A constructor that takes a single argument, defines an implicit conversion from the type of its argument to its own type.

But converting an int into a Value is one thing. Here, the compiler has to do even more. It has to convert an int into a const reference to Value. It does it by creating a temporary Value, initializing it with an integer and passing a const reference to it to the called function. The tricky part is that the temporary Value has to be kept alive for the duration of the call. How the compiler does it is another story. Suffice it to say that it works.

What does not work is if you tried to do the same with a non-const reference. A function that takes a non-const reference expects to be able to have a side effect of changing the value of that argument. So using a temporary as a go-between is out of the question. In fact, the compiler will refuse to do implicit conversions to non-const references even in the case of built-in primitive types. Consider the following example,

void increment (double & x) { x += 1.0; }
int n = 5;
increment (n);   // <- error!

There is no way the compiler could figure out that you were expecting n to change its value from 5 to 6. And it can't pass the address of an int where the address of a double is expected, because the two have a completely different memory layout (and possibly size). Therefore it will tell you something along the lines, "Error: There's no conversion from int to (non-const) reference to double."

In contrast, the following code compiles just fine,

void dontIncrement (double const & x);
int n = 5;
dontIncrement (n);  // <- ok!
because the compiler is free to generate a temporary double, initialize it with the value on n and pass a const reference to it.

One last thing. Why did I declare operator= to return a reference to Value and operator+ to return Value by value? Let's start with operator=. It has to return something (by reference or by value) if you like this style of programming,

Value v1, v2, v3 (123);
v1 = v2 = v3;
or
if (v1 = v2) // notice, it's not ==
    ...
The chaining of assignments works, because it is interpreted as
v1.operator= (v2.operator= (v3));
and the assignment as condition works because it is equivalent to
if (v1.operator= (v2))
    ...
and the return value from operator= is interpreted as true if it's different from zero.
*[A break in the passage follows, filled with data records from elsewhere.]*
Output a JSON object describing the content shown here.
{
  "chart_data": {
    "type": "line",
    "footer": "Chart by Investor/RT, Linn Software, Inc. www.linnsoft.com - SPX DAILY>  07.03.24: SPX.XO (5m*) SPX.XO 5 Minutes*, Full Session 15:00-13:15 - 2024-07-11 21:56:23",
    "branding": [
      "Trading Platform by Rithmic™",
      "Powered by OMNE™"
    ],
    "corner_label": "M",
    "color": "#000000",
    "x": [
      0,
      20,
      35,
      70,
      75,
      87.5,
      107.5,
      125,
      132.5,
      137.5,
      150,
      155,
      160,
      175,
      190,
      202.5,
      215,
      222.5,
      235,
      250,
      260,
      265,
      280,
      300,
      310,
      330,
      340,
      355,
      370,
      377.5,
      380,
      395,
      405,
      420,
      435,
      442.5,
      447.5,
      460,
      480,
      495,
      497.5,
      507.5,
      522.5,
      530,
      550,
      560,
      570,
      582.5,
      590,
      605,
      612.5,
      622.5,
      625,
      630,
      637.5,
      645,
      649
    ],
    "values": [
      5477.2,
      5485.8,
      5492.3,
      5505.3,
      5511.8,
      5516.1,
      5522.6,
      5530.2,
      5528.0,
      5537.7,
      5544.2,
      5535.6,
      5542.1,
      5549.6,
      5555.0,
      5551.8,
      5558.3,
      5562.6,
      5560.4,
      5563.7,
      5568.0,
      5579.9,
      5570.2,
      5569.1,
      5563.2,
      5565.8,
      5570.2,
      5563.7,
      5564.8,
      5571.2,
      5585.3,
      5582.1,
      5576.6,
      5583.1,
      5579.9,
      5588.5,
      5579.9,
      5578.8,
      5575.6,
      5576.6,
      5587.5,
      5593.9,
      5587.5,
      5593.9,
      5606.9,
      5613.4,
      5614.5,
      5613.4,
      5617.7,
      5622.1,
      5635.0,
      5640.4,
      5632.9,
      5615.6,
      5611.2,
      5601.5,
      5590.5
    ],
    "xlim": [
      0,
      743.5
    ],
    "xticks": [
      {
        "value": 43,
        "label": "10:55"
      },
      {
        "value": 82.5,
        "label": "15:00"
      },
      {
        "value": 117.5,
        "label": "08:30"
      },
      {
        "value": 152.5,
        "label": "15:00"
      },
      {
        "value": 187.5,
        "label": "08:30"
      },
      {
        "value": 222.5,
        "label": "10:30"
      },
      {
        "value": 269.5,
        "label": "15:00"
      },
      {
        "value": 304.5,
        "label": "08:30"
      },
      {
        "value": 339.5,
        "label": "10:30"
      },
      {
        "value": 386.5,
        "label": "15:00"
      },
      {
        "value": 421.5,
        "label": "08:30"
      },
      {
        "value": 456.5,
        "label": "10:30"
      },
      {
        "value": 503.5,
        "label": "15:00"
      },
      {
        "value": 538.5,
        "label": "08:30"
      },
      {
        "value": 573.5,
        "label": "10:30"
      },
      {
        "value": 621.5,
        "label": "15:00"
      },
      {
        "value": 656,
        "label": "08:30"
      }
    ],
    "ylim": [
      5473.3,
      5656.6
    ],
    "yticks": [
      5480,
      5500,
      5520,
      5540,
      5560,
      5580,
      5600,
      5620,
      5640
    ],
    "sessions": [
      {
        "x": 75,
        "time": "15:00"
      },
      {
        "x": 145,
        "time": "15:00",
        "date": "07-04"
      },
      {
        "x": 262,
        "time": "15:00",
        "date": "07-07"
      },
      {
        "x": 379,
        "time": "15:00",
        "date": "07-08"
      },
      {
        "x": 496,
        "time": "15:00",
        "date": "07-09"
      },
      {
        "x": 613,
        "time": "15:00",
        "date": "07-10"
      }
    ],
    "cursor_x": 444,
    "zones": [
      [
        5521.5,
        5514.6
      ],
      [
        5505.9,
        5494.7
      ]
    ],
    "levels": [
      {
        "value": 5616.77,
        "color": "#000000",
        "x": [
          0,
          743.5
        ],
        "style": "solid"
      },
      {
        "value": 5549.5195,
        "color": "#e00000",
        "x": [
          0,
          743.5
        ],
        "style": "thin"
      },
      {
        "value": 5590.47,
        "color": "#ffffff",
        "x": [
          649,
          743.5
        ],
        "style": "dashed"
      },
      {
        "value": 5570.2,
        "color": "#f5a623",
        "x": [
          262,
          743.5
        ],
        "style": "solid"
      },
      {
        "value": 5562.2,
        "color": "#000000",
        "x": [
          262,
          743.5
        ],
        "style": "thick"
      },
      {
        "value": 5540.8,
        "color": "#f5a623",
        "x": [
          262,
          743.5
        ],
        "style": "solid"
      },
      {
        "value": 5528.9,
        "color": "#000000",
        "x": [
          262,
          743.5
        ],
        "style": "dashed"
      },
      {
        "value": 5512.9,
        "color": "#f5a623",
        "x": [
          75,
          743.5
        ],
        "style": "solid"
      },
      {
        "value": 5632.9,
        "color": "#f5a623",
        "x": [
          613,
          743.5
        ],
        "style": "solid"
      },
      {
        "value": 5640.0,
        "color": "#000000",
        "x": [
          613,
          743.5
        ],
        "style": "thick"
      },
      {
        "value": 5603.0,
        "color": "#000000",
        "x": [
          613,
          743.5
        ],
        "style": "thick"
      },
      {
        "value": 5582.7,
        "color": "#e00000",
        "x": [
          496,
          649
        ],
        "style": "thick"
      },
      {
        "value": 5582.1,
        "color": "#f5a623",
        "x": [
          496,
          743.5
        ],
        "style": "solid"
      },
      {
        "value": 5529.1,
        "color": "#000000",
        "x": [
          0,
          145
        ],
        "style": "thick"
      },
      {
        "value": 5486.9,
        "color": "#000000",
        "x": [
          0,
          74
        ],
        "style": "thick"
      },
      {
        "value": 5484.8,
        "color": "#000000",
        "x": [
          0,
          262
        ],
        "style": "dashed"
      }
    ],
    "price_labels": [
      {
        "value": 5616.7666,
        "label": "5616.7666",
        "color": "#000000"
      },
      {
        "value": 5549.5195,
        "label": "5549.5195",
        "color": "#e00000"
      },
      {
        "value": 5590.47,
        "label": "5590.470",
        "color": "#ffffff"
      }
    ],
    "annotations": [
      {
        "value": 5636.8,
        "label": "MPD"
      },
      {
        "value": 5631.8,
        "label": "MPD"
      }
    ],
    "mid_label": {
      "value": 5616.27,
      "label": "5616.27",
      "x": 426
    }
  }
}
On the other hand, if you don't care for this style of programming, you may as well declare operator= to return void.

void Value::operator= (Value const & val)

I wouldn't recommend the same when overloading operator+, because we are usually interested in the result of addition. So instead, let me try to explain why returning the result of addition by value is preferable to returning it by reference. It's simple--just ask yourself the question, "Reference to what?" It can't be the reference to any of the addends, because they are supposed to keep their original values. So you have to create a new object to store the result of addition. If you create it on the stack, as a local variable, it will quickly disappear after you return from operator+. You'll end up with a reference to some stack junk. If you create it using new, it won't disappear from under your reference, but then you'll never be able to delete it. You'll end up with a memory leak.

Think of operator+ (or any other binary operator for that matter) as a two-argument constructor. It constructs a new entity, the sum of the two addends, and it has to put it somewhere. There is very little choice as to where to store it, especially when you're inside a complicated arithmetic expression. Return it by value and let the compiler worry about the rest.


To summarize, primitive built-in types are usually passed around by value. The same kind of value semantics for a user-defined type is accomplished by the use of a copy constructor and an overloaded operator=. Unless specifically overridden, the compiler will create a default copy constructor and default assignment for any user-defined type.